I believe in radical openness as a congregational model; in somehow imperfectly trying to bear witness to the welcome I believe God wants to give to each and every person - so many people have internalised centuries of feeling judged by religious institutions and by God. Yet how does integrity of belief and conviction still speak through that kind of openness? I'm left thinking about the one marriage and the one baptism I said no to in 12 years of local ministry - did my attitude mean that those people felt closer or further away from God? After three meetings with the couple about the marriage I encouraged them to write their own secular wedding service and find a beautiful place to celebrate it; The baptism I said no to ended up becoming a marriage and presentation of the child. Did I bear witness to Christ through that or through saying yes so many other times? I wonder.
I also reflected on the deeper meaning of Christian baptism this week when interpretting for a Presbyterian sister from Rwanda who spoke about the deep questioning of the existence of a God of love which has been part of the aftermath to the 1994 genocide. What does it mean to be baptised if you go out and kill your brother or sister baptised into the same faith? Through religious, national, civil and other wars Christians have been doing that for centuries.

Tuesday, 1 April 2008

Headlines I wish I'd written

Tom Heneghan has as usual been writing lots of interesting things on his Faithworld blog. But the headline to the most recent post made me smile. I would love to write a headline saying "baptism makes waves". It makes me think of my friend Janet baptising people off the island of Iona and having to have ropes attached to them all because the sea was quite rough.
However the stormy waters Tom refers to have more to do with the inter faith aftermath of Magdi Allam's conversion and baptism at the Easter vigil.
Tom offers a really useful review of reactions and reflections to Allam's conversion including this:
"Rev. Samir Khalil Samir, the Egyptian Jesuit who is one of the Catholic Church’s leading experts on Islam, has a long analysis on Asianews.it of Allam’s conversion. In it, he notes that both Christianity and Islam are missionary religions and adds: The pope’s baptism of Magdi Allam is not an act of aggression, but an exigency of reciprocity. It is a calm provocation that serves to make us sit up and think. Each one of us must live as a missionary, attempting to offer to the other the best of what one has encountered and understood.”
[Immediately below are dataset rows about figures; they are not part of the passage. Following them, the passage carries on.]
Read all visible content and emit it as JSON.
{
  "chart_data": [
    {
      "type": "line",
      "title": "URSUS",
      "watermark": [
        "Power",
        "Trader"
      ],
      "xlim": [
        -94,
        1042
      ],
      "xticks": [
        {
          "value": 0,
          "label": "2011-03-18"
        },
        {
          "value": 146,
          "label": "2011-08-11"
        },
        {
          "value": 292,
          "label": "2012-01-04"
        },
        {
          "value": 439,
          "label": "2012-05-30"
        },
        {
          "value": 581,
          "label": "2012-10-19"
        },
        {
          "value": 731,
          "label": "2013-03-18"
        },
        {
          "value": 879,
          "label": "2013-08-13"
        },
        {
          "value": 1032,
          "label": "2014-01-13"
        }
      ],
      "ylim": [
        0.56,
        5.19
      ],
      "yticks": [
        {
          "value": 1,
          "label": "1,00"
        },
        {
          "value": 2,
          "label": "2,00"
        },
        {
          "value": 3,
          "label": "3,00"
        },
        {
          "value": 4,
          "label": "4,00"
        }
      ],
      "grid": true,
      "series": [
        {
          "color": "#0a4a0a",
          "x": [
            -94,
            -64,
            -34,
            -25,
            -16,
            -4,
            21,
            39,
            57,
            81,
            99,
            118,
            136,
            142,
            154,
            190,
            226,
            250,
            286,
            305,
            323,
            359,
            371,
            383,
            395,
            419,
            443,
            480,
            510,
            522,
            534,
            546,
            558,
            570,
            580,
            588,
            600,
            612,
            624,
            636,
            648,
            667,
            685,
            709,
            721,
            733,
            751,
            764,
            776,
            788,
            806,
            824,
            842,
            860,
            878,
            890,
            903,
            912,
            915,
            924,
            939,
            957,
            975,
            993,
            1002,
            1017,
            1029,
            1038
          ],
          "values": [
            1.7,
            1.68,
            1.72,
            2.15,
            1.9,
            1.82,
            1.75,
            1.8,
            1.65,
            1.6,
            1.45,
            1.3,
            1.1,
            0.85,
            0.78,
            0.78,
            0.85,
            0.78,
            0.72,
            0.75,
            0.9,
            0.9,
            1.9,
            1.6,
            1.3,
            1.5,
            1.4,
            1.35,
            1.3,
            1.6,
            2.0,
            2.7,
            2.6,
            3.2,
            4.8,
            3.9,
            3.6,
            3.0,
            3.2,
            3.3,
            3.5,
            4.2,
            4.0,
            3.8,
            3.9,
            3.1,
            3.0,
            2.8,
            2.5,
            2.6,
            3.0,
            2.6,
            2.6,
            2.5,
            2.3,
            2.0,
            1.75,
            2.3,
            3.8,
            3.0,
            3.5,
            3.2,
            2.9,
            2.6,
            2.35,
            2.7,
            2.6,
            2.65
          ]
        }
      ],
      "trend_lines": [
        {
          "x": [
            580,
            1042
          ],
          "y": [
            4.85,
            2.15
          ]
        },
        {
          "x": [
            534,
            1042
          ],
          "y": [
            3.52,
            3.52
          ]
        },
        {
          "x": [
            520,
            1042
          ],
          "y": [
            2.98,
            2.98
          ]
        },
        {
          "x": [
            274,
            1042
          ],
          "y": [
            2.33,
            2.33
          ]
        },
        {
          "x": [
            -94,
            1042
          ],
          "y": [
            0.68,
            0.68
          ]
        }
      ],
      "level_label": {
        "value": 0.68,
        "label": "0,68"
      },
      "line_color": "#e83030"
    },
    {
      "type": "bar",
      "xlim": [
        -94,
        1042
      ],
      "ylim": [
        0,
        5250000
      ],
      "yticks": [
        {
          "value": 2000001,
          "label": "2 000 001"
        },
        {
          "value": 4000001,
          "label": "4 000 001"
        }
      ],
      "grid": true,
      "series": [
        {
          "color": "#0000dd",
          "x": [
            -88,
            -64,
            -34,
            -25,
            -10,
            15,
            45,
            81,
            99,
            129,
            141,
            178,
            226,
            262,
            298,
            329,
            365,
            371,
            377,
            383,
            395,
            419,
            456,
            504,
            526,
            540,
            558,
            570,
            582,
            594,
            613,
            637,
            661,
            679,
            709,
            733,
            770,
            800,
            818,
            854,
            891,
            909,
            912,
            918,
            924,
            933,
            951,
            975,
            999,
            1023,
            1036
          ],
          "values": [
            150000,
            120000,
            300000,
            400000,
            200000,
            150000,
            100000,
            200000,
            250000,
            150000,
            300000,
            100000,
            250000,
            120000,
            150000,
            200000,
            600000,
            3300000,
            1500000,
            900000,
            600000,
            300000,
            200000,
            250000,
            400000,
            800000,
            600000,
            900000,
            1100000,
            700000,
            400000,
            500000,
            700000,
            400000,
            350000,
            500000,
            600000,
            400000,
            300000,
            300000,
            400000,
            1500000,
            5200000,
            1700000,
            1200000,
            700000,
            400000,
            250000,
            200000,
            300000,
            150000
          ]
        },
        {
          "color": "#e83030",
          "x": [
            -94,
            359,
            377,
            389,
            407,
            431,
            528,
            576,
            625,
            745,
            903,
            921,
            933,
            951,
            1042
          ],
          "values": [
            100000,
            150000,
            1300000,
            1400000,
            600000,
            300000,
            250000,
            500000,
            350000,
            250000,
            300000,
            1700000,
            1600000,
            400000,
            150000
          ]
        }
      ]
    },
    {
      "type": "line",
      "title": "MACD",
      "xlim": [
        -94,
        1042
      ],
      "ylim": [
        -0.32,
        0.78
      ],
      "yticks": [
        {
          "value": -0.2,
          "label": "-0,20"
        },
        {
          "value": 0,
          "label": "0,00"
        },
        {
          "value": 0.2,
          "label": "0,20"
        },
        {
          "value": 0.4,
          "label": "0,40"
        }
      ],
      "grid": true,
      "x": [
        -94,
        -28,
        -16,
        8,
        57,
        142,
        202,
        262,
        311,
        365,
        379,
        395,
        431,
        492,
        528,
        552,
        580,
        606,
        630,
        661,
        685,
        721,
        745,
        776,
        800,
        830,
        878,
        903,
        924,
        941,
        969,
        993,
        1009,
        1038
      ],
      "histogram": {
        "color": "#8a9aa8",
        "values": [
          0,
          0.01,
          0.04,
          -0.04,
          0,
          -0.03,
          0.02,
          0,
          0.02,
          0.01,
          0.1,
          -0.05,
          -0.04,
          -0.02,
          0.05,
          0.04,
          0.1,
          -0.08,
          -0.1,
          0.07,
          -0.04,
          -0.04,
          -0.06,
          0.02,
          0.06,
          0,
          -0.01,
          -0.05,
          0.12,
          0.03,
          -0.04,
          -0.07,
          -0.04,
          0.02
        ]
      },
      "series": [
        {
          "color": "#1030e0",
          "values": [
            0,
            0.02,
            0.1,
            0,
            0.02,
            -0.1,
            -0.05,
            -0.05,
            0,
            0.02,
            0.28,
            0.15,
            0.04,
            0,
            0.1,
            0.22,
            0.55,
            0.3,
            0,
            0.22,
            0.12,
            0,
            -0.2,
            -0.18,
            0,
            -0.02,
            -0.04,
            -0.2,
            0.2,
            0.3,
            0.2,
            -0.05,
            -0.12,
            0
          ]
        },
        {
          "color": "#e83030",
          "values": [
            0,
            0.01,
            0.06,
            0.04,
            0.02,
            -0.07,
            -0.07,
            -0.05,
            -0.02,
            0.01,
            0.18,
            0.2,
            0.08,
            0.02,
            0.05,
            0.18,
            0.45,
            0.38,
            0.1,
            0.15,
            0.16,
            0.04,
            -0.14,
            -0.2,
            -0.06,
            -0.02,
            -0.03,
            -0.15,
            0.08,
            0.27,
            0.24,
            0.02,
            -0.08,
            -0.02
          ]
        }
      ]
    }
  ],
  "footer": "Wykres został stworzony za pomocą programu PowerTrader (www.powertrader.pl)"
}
Meanwhile the WCC has recently responded to the letter from 138 Muslim intellectuals received last October. It encourages Christians and churches to engage in profound dialogue and says:
"The testimony of past and present writings by Muslims and Christians about and against the other serves as a clear reminder that misunderstanding can easily arise when followers of each faith try to explore the other’s beliefs without proper care and attention. Therefore, it must be stated unequivocally that Christians should be ready to learn about Islam by listening closely to what Muslims themselves teach, and that Muslims should be ready to learn about Christianity by listening closely to what Christians themselves teach. Presuppositions are to be put aside, and followers of both faiths must be ready to seek the learning and wisdom of the other as the other imparts it according to their own unique insights."